Why Router One specifically
- vs OpenAI / Anthropic direct
- Direct provider billing may require a supported card or USD billing setup. Stablecoin top-ups are not part of their standard self-serve API billing flows.
- vs OpenRouter
- OpenRouter supports cards, crypto, bank transfers, and enterprise invoicing. Router One's distinction is China-friendly routing plus WeChat Pay, Alipay, and six-chain USDT/USDC top-ups in the same gateway.
- vs informal API resellers
- Cheap relay stations can obscure the actual model or provider serving a call. Router One publishes per-request traces showing the upstream provider and rate that served each call — see /routing-methodology and /security.
FAQ
- Do I need a US credit card to use Router One?
- No. Top up with USDT or USDC on any of six chains (Tron, BSC, Ethereum, Polygon, Base, Arbitrum). The resulting USD wallet works against every model on /models.
- Who is crypto billing for?
- Crypto billing is for global teams and developers that prefer stablecoin treasury workflows or non-card billing. Enterprise contracts, invoicing, abuse reviews, or legal requirements may require additional information.
- Which chain is cheapest for a $50 top-up?
- Tron (TRC-20) and BSC (BEP-20) have the cheapest gas — typically well under $1 per transaction. Ethereum mainnet only makes sense for top-ups over $500 where the gas is amortized.
- What happens if I send the wrong token or wrong chain?

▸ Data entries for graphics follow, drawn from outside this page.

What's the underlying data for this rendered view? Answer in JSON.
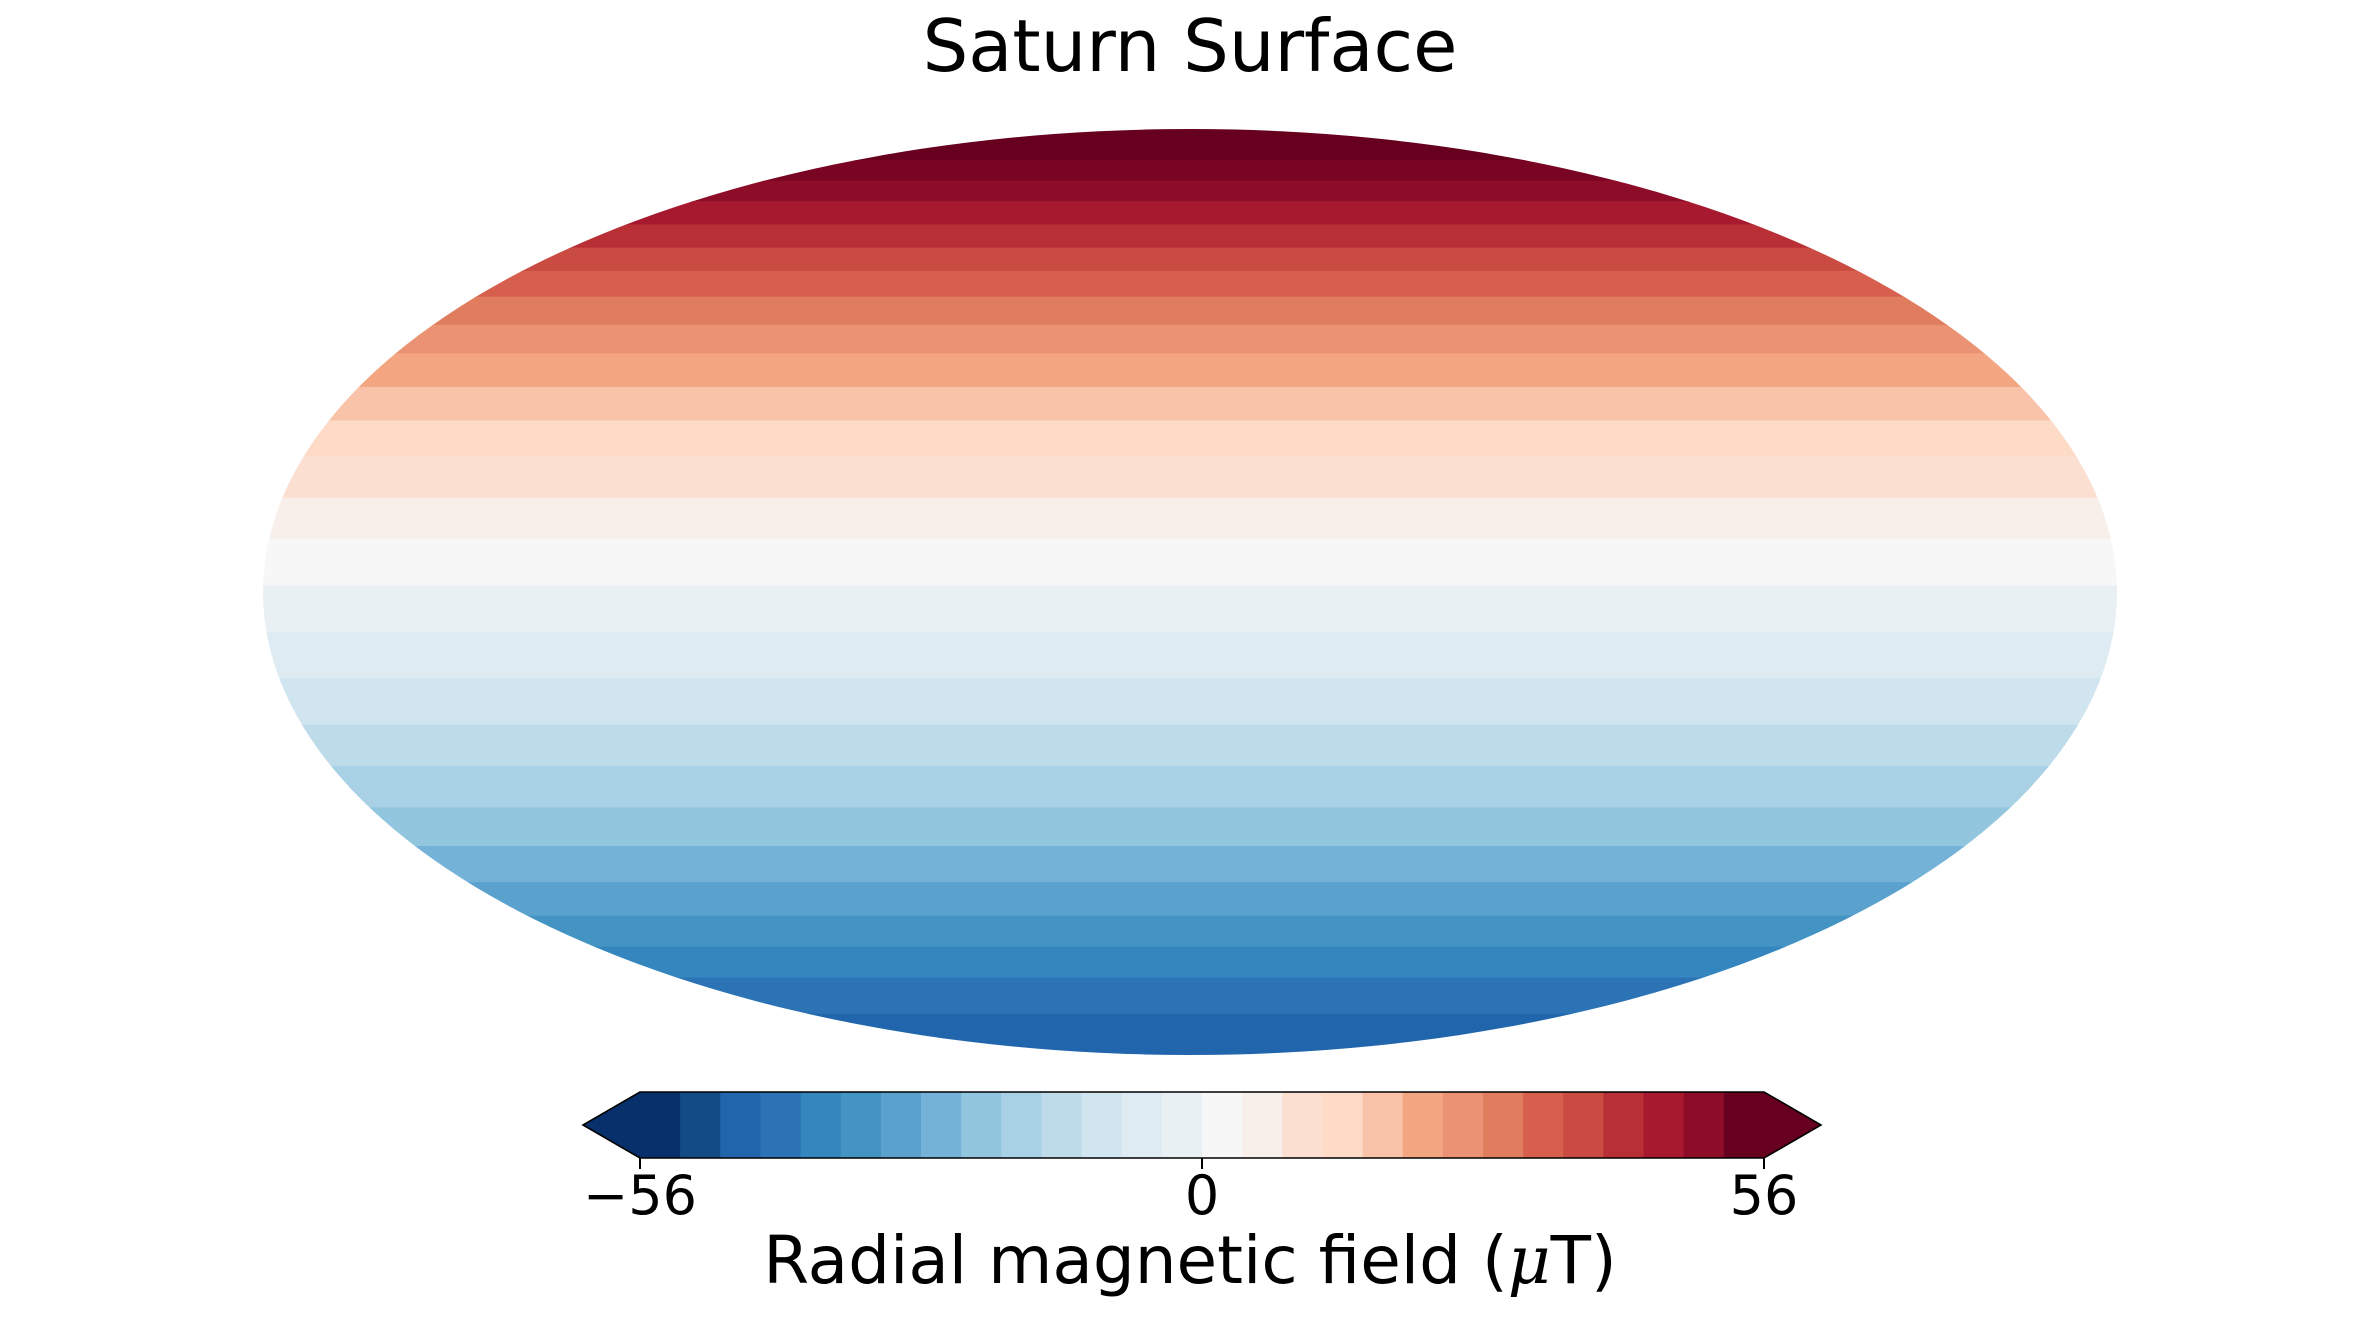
{
  "chart_data": {
    "type": "heatmap",
    "title": "Saturn  Surface",
    "projection": "mollweide",
    "pattern": "zonal bands, field increasing from south to north",
    "colormap": "RdBu_r",
    "colorbar": {
      "label_prefix": "Radial magnetic field (",
      "label_math": "μ",
      "label_suffix": "T)",
      "vmin": -56,
      "vmax": 56,
      "ticks": [
        {
          "value": -56,
          "label": "−56"
        },
        {
          "value": 0,
          "label": "0"
        },
        {
          "value": 56,
          "label": "56"
        }
      ],
      "extend": "both",
      "placement": "bottom",
      "colors": [
        "#08306b",
        "#134b87",
        "#2166ac",
        "#2b73b5",
        "#3585bf",
        "#4393c3",
        "#5aa2cd",
        "#74b2d7",
        "#92c5de",
        "#a8d1e6",
        "#bedbea",
        "#d1e5f0",
        "#deebf2",
        "#e9f0f4",
        "#f7f7f7",
        "#f8efea",
        "#fbe0d2",
        "#fddbc7",
        "#f8c3a8",
        "#f4a582",
        "#ea9273",
        "#e07d5f",
        "#d6604d",
        "#c94b42",
        "#b82f36",
        "#a6192e",
        "#8d0c27",
        "#67001f"
      ]
    },
    "bands_north_to_south": [
      "#67001f",
      "#7a0523",
      "#8d0c27",
      "#a6192e",
      "#b82f36",
      "#c94b42",
      "#d6604d",
      "#e07d5f",
      "#ea9273",
      "#f4a582",
      "#f8c3a8",
      "#fddbc7",
      "#fbe0d2",
      "#f8efea",
      "#f7f7f7",
      "#e9f0f4",
      "#deebf2",
      "#d1e5f0",
      "#bedbea",
      "#a8d1e6",
      "#92c5de",
      "#74b2d7",
      "#5aa2cd",
      "#4393c3",
      "#3585bf",
      "#2b73b5",
      "#2166ac"
    ],
    "band_weights_north_to_south": [
      1.2,
      0.8,
      0.8,
      0.9,
      0.9,
      0.9,
      1.0,
      1.1,
      1.1,
      1.3,
      1.3,
      1.4,
      1.6,
      1.6,
      1.8,
      1.8,
      1.8,
      1.8,
      1.6,
      1.6,
      1.5,
      1.4,
      1.3,
      1.2,
      1.2,
      1.4,
      1.6
    ]
  }
}
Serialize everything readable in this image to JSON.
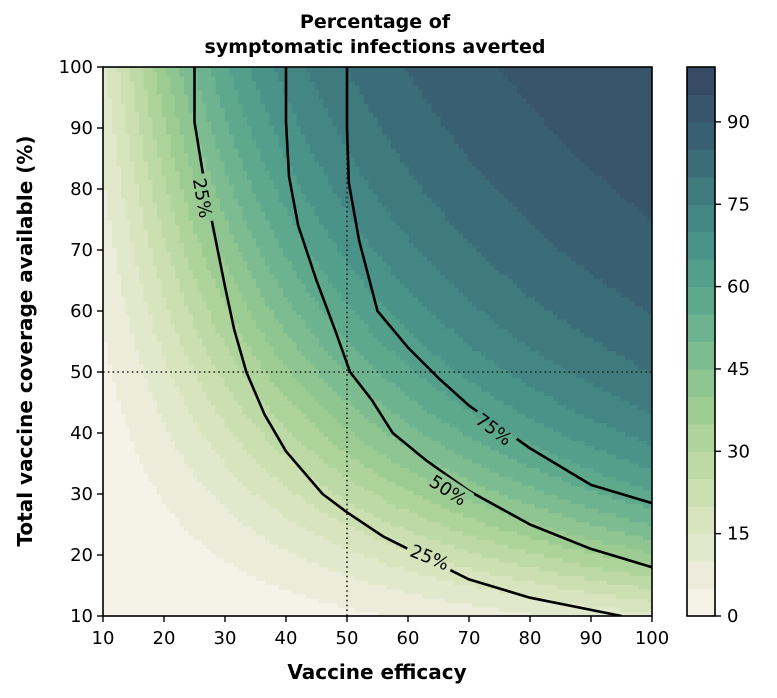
{
  "chart_data": {
    "type": "contour",
    "title": "Percentage of\nsymptomatic infections averted",
    "title_lines": [
      "Percentage of",
      "symptomatic infections averted"
    ],
    "xlabel": "Vaccine efficacy",
    "ylabel": "Total vaccine coverage available (%)",
    "xlim": [
      10,
      100
    ],
    "ylim": [
      10,
      100
    ],
    "xticks": [
      10,
      20,
      30,
      40,
      50,
      60,
      70,
      80,
      90,
      100
    ],
    "yticks": [
      10,
      20,
      30,
      40,
      50,
      60,
      70,
      80,
      90,
      100
    ],
    "reference_lines": {
      "x": 50,
      "y": 50,
      "style": "dotted"
    },
    "colorbar": {
      "min": 0,
      "max": 100,
      "ticks": [
        0,
        15,
        30,
        45,
        60,
        75,
        90
      ],
      "level_step": 5,
      "colors": [
        "#f5f2e8",
        "#ebedda",
        "#e1e8cc",
        "#d7e4be",
        "#cbdfb1",
        "#bdd9a6",
        "#aed39b",
        "#9dcc93",
        "#8ec591",
        "#7dbc90",
        "#6db38f",
        "#5ea98e",
        "#539f8c",
        "#4a9389",
        "#438684",
        "#3e7a7e",
        "#3b6d78",
        "#396072",
        "#38556b",
        "#384b66"
      ],
      "top_color": "#383d63"
    },
    "contour_lines": [
      {
        "level": 25,
        "label": "25%",
        "points": [
          [
            25,
            100
          ],
          [
            25,
            91
          ],
          [
            26.3,
            83
          ],
          [
            28,
            74
          ],
          [
            30,
            64
          ],
          [
            31.5,
            57
          ],
          [
            33.5,
            50
          ],
          [
            36.5,
            43
          ],
          [
            40,
            37
          ],
          [
            46,
            30
          ],
          [
            50,
            27
          ],
          [
            56,
            23
          ],
          [
            63,
            19.5
          ],
          [
            70,
            16
          ],
          [
            80,
            13
          ],
          [
            90,
            11
          ],
          [
            95,
            10
          ]
        ]
      },
      {
        "level": 50,
        "label": "50%",
        "points": [
          [
            40,
            100
          ],
          [
            40,
            91
          ],
          [
            40.5,
            82
          ],
          [
            42,
            74
          ],
          [
            45,
            65
          ],
          [
            48,
            57
          ],
          [
            50.5,
            50
          ],
          [
            54,
            45.5
          ],
          [
            57.5,
            40
          ],
          [
            63,
            35.5
          ],
          [
            70,
            30.5
          ],
          [
            80,
            25
          ],
          [
            90,
            21
          ],
          [
            100,
            18
          ]
        ]
      },
      {
        "level": 75,
        "label": "75%",
        "points": [
          [
            50,
            100
          ],
          [
            50,
            90
          ],
          [
            50.3,
            81
          ],
          [
            52,
            71.5
          ],
          [
            55,
            60
          ],
          [
            60,
            54
          ],
          [
            65,
            49
          ],
          [
            70,
            44.5
          ],
          [
            80,
            37.5
          ],
          [
            90,
            31.5
          ],
          [
            100,
            28.5
          ]
        ]
      }
    ],
    "contour_labels": [
      {
        "text": "25%",
        "x": 26.2,
        "y": 78.5,
        "rotate": 80
      },
      {
        "text": "25%",
        "x": 63.5,
        "y": 19.5,
        "rotate": 22
      },
      {
        "text": "50%",
        "x": 66.5,
        "y": 30.5,
        "rotate": 33
      },
      {
        "text": "75%",
        "x": 74,
        "y": 40.5,
        "rotate": 37
      }
    ]
  }
}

- Funds sent on a chain Router One does not list, or in a token not supported on that chain, may be unrecoverable. Always match the token and network shown on the deposit page exactly. This is a universal property of any on-chain deposit, not a Router One restriction.
- Can I withdraw my wallet balance back to crypto?
- Wallet balance is non-refundable and cannot be withdrawn. Top up only what you plan to consume through API usage. Wallet balance never expires.
- Is my deposit address shared with anyone?
- Your deposit address is unique to your account. The transaction itself is on-chain and publicly visible by nature of how blockchains work; Router One does not share or sell wallet associations.